One of the most addictive elements in the Persona series is the ability to collect and fuse Personas. It bears a slight resemblance to a certain Nintendo empire, but it's much more gratifying and innovative. As you collect Personas, you have the option to register them in the Velvet Room's Compendium, which allows you to recall any of them at any time for a fee. But fusion is where the real magic happens. You might find yourself neglecting certain Personas in combat -- that's understandable, because some attacks just aren't effective on certain Shadows. In any case, you can fuse a number of Personas together to form a new one. Your level dictates the level of the Persona that can be created, but your Social Links have a huge impact on the process. If you have maxed out a Social Link of the Star arcana, a fused Persona belonging to that arcana will receive a massive experience boost.

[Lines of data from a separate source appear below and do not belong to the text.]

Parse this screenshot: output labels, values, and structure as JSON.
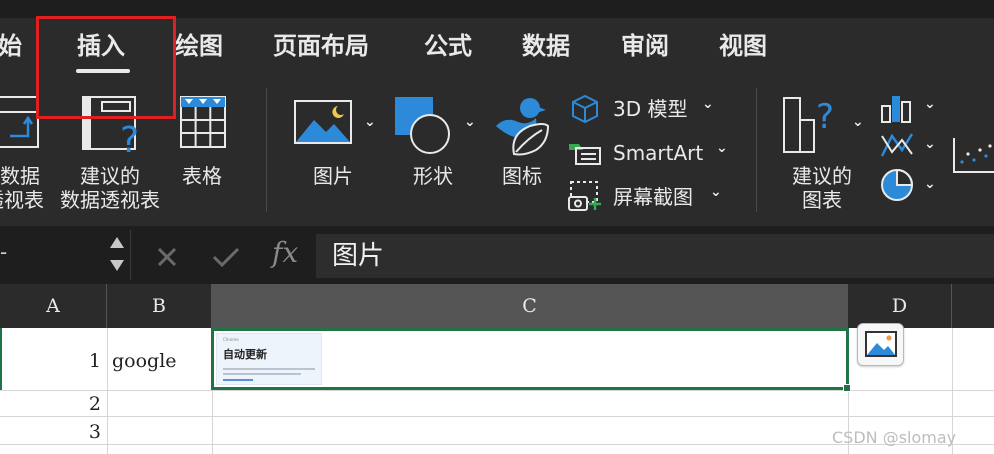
{
  "tabs": {
    "home": "开始",
    "insert": "插入",
    "draw": "绘图",
    "page_layout": "页面布局",
    "formulas": "公式",
    "data": "数据",
    "review": "审阅",
    "view": "视图"
  },
  "ribbon": {
    "pivot_table_line1": "数据",
    "pivot_table_line2": "透视表",
    "recommended_pivot_line1": "建议的",
    "recommended_pivot_line2": "数据透视表",
    "table": "表格",
    "pictures": "图片",
    "shapes": "形状",
    "icons": "图标",
    "models_3d": "3D 模型",
    "smartart": "SmartArt",
    "screenshot": "屏幕截图",
    "recommended_charts_line1": "建议的",
    "recommended_charts_line2": "图表"
  },
  "formula_bar": {
    "name_box": "-",
    "fx": "fx",
    "content": "图片"
  },
  "sheet": {
    "columns": [
      "A",
      "B",
      "C",
      "D"
    ],
    "rows": [
      {
        "number": "1",
        "b": "google"
      },
      {
        "number": "2",
        "b": ""
      },
      {
        "number": "3",
        "b": ""
      }
    ],
    "image_thumbnail": {
      "title": "自动更新",
      "caption": "Chrome 每四周推出一个新版本"
    }
  },
  "watermark": "CSDN @slomay",
  "colors": {
    "ribbon_bg": "#2b2b2b",
    "selection": "#217346",
    "highlight": "#e02020",
    "icon_blue": "#2d8ad8"
  }
}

So what's new in Persona 4 Golden? Most of the notable features are story-based, but there are a handful of mechanical innovations. These are primarily online features. One of these additions is a Demon's Souls-esque SOS system. You can send out a signal, and if someone responds to it, you might get some unexpected help! Another feature, Vox Populi, borrows from an idea used in Atlus's last game, Catherine. It documents several of your choices and compares them to those of other players. Finally, you can fast forward through cutscenes, which should be useful to players who have already experienced the story.

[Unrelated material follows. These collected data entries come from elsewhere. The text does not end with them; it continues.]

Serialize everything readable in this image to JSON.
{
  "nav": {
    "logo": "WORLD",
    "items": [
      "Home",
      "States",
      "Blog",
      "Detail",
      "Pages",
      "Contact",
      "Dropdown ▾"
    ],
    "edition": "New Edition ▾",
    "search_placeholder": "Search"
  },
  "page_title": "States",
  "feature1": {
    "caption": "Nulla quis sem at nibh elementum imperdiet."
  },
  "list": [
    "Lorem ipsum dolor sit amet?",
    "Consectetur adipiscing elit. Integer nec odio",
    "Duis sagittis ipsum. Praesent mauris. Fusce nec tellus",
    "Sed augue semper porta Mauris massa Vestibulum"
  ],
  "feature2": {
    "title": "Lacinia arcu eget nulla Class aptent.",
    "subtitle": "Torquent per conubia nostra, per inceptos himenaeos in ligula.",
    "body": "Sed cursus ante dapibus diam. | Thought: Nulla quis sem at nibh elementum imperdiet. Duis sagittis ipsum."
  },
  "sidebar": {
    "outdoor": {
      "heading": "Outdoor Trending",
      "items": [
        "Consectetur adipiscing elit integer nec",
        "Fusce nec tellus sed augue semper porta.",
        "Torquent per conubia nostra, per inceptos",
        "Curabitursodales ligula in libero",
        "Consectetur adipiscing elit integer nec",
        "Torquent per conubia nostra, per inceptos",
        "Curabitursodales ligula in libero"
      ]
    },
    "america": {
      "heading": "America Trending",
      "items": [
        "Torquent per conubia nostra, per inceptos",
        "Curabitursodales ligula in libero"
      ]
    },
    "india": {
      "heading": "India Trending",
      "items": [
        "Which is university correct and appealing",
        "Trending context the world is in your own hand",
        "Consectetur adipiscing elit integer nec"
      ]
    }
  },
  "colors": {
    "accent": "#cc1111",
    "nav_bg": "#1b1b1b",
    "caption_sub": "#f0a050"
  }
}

Midway through the game, Yosuke is overcome with the desire to get his motorcycle license. Being the buddy you are, you accompany him. Dojima ends up bequeathing his scooter to you, and your mobility increases. By taking long rides in the afternoon, you can discover new places to explore, and by extension, new activities to partake in. You can even go back home to Okina City once you've plucked up the courage and explored enough.

Persona 4 Golden features two new Social Links. The first is Adachi, Dojima's bumbling rookie partner. The other is Marie, a strange young lady you stumble across in the Velvet Room. These are great additions to the cast and pad out the game's already-impressive running time quite nicely.

Persona 4 Golden is the PS Vita's first truly killer app. Sure, it shoots two middle fingers at the touchscreen and gyro controls, but who cares? This is an immensely rewarding, deep, and sophisticated role playing experience that nobody should miss. It's such a perfect fit for the Vita that I really hope the inevitable Persona 5 ends up on it, too. Man, what a game.